Breaking the pattern of using the ACA

It takes time to break patterns, especially when those patterns are widespread and culturally reinforced, so it makes sense that even those of us who have started to realize that the ACA is problematic continue using it to some degree—even as we try not to.

It’s crucial that we commit to moving away from the ACA, since it harms our groups and movements and turns people off to our cause.

Nevertheless, it’s crucial that we remain committed to moving away from the aggressive approach, since it harms our groups and movements and turns people off to our cause.

Communication experts concur. For instance, in Messages: The Communication Skills Book, one of the most well-respected books about communication on the market, authors McKay, et al. explain how in blaming, criticizing, complaining, or demanding, the overarching message to the other person is that they’re bad or wrong.

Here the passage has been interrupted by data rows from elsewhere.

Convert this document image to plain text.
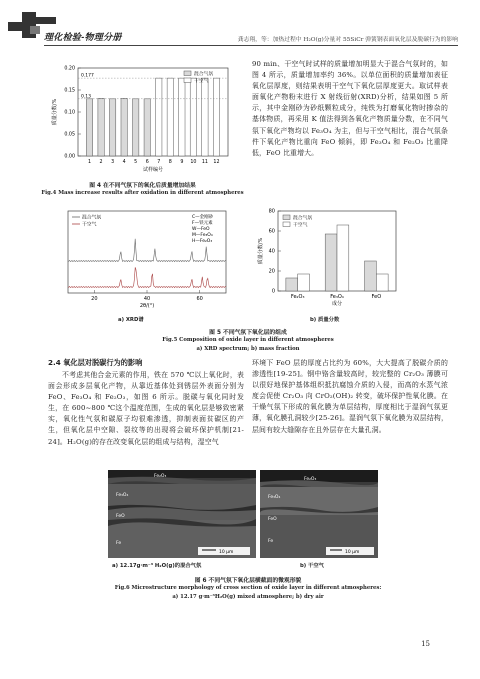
理化检验-物理分册	龚志翔，等：加热过程中 H₂O(g)分量对 55SiCr 弹簧钢表面氧化层及脱碳行为的影响
0.00
0.05
0.10
0.15
0.20
1 2 3 4 5 6 7 8 9 10 11 12
0.177
0.13
试样编号
质量分数/%
混合气氛
干空气
图 4 在不同气氛下的氧化后质量增加结果
Fig.4 Mass increase results after oxidation in different atmospheres
90 min、干空气时试样的质量增加明显大于混合气氛时的，如图 4 所示，质量增加率约 36%。以单位面积的质量增加表征氧化层厚度，则结果表明干空气下氧化层厚度更大。取试样表面氧化产物粉末进行 X 射线衍射(XRD)分析，结果如图 5 所示，其中金刚砂为砂纸颗粒成分，纯铁为打磨氧化物时掺杂的基体物质，再采用 K 值法得到各氧化产物质量分数，在不同气氛下氧化产物均以 Fe₃O₄ 为主，但与干空气相比，混合气氛条件下氧化产物比重向 FeO 倾斜，即 Fe₃O₄ 和 Fe₂O₃ 比重降低，FeO 比重增大。
20	40	60
2θ/(°)
混合气氛
干空气
C—金刚砂
F—铁元素
W—FeO
M—Fe₃O₄
H—Fe₂O₃
0
20
40
60
80
Fe₂O₃	Fe₃O₄	FeO
成分
质量分数/%
混合气氛
干空气
a) XRD谱	b) 质量分数
图 5 不同气氛下氧化层的组成
Fig.5 Composition of oxide layer in different atmospheres
a) XRD spectrum; b) mass fraction
2.4 氧化层对脱碳行为的影响
不考虑其他合金元素的作用，铁在 570 ℃以上氧化时，表面会形成多层氧化产物，从靠近基体处到锈层外表面分别为 FeO、Fe₃O₄ 和 Fe₂O₃，如图 6 所示。脱碳与氧化同时发生，在 600~800 ℃这个温度范围，生成的氧化层是够致密紧实，氧化性气氛和碳原子均很难渗透，抑制表面贫碳区的产生，但氧化层中空隙、裂纹等的出现将会破坏保护机制[21-24]。H₂O(g)的存在改变氧化层的组成与结构，湿空气
环境下 FeO 层的厚度占比约为 60%，大大提高了脱碳介质的渗透性[19-25]。钢中铬含量较高时，较完整的 Cr₂O₃ 薄膜可以很好地保护基体组织抵抗腐蚀介质的入侵，而高的水蒸气浓度会促使 Cr₂O₃ 向 CrO₂(OH)₂ 转变，破坏保护性氧化膜。在干燥气氛下形成的氧化膜为单层结构，厚度相比于湿润气氛更薄，氧化膜孔洞较少[25-26]。湿润气氛下氧化膜为双层结构，层间有较大缝隙存在且外层存在大量孔洞。
Fe₂O₃
Fe₃O₄
FeO
Fe
10 μm
Fe₂O₃
Fe₃O₄
FeO
Fe
10 μm
a) 12.17g·m⁻³ H₂O(g)的混合气氛	b) 干空气
图 6 不同气氛下氧化层横截面的微观形貌
Fig.6 Microstructure morphology of cross section of oxide layer in different atmospheres:
a) 12.17 g·m⁻³H₂O(g) mixed atmosphere; b) dry air
15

These are ineffective persuasion strategies that violate the basic rules of decency, fairness, and respect—and the same is true of threats, belittling, and withholding. As the authors point out: “Strategies that don’t influence change all act the same way: they are aversive, and they hurt people.”

Of course, even if we use the most relational of approaches—approaches that involve practicing integrity, honoring dignity, and creating a sense of connection and security—people may still feel defensive. But by using a relational approach, we increase the chances that others will be receptive to our message, and we decrease the chances that they’ll respond in ways that contribute to infighting.